Cherry Tomato Tofu Ricotta Tart
- 1 cup raw almonds (soaked for at least 6 hours) drained
- 2.5 cups raw hazelnuts (soaked as above)
- 1/3 cup ground golden flax seeds (ground into a flour…I used my pestle and mortar)
- 2 TBsp nutritional yeast
- 1.5 tbsp himalayan pink salt
- 3 tbsp olive oil (or refined coconut oil)
- 1/4 cup tap water (or filtered if you happen to have it…I never do)
This is super super simple. Mix all the ingredients in a blender except the olive oil and water. Leave some texture (you don’t want a fine powder) but break down the biggest chunks. It will almost stick together itself at this point even before adding in the oil and water. Then…either blend in water and oil or hand stir it through.
Then, oil the bottom of your tart tin with just a little olive oil and press the mixture into it. Make sure its really tightly pressed together. At this point – I popped the oven onto a low heat (150c on a bake setting) and let it warm up. One it gets to this temp – pop the tart base/s into the oven and let them slowly cook on this temp for about 30 – 45 minutes.
Or you can leave for longer if you want them to be really crispy – I didn’t. I wanted it to be more chewy.
Filling and Topping:
- 350g Tofu (firm, any brand)
- 1/4 cup hulled sunflower seeds
- 1 tbsp olive oil
- half teaspoon grated lemon zest
- 1 tbsp lemon juice
- half teaspoon himalayan pink salt
- 1 garlic clove
- 1/4 cup nutritional yeast
- teaspoon dried basil
Quite simply – blend all of this together until its a nice thick puree consistency. It should be even and lump free. This is the base of your tart!
- 500gm cherry tomatoes
- 2 tbsp balsamic vinegar
- half bunch basil shredded
- 1 tbsp olive oil
- pinch sea salt
Finely slice the tomatoes and then marinate with the other ingredients for at least 30 mins (hopefully until your tart has finished baking if the timing works out).
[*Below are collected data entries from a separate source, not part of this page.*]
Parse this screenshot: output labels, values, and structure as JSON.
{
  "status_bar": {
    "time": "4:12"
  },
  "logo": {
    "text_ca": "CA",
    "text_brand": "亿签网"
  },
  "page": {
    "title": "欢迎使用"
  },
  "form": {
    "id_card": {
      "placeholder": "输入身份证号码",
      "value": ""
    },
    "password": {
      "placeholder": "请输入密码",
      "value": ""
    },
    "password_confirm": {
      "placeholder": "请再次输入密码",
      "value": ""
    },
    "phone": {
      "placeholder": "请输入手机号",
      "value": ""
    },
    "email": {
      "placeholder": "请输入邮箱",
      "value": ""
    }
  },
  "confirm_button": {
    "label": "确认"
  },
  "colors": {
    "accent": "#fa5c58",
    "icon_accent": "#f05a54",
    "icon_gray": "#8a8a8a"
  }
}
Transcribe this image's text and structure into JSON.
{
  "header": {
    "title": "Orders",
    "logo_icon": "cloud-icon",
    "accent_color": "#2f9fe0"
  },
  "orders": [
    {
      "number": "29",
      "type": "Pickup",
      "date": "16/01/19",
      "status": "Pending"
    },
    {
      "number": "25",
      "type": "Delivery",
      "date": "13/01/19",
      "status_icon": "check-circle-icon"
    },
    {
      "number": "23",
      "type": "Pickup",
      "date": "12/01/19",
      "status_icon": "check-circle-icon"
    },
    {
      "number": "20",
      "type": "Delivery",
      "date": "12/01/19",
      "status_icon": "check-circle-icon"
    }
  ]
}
Leave half bunch basil aside for the dressing at the end.
Once the tart has finished baking simply assemble. I’d leave it to cool for about 10-15 minutes and then spread the tofu ricotta evenly across the base before covering with the tomatoes.
Finally – shred and sprinkle the basil over the top and drizzle with a little finish of olive oil and some fresh cracked black pepper.
Absolutely delicious! Super happy with this one. I’ll definitely be re-creating for guests at some point!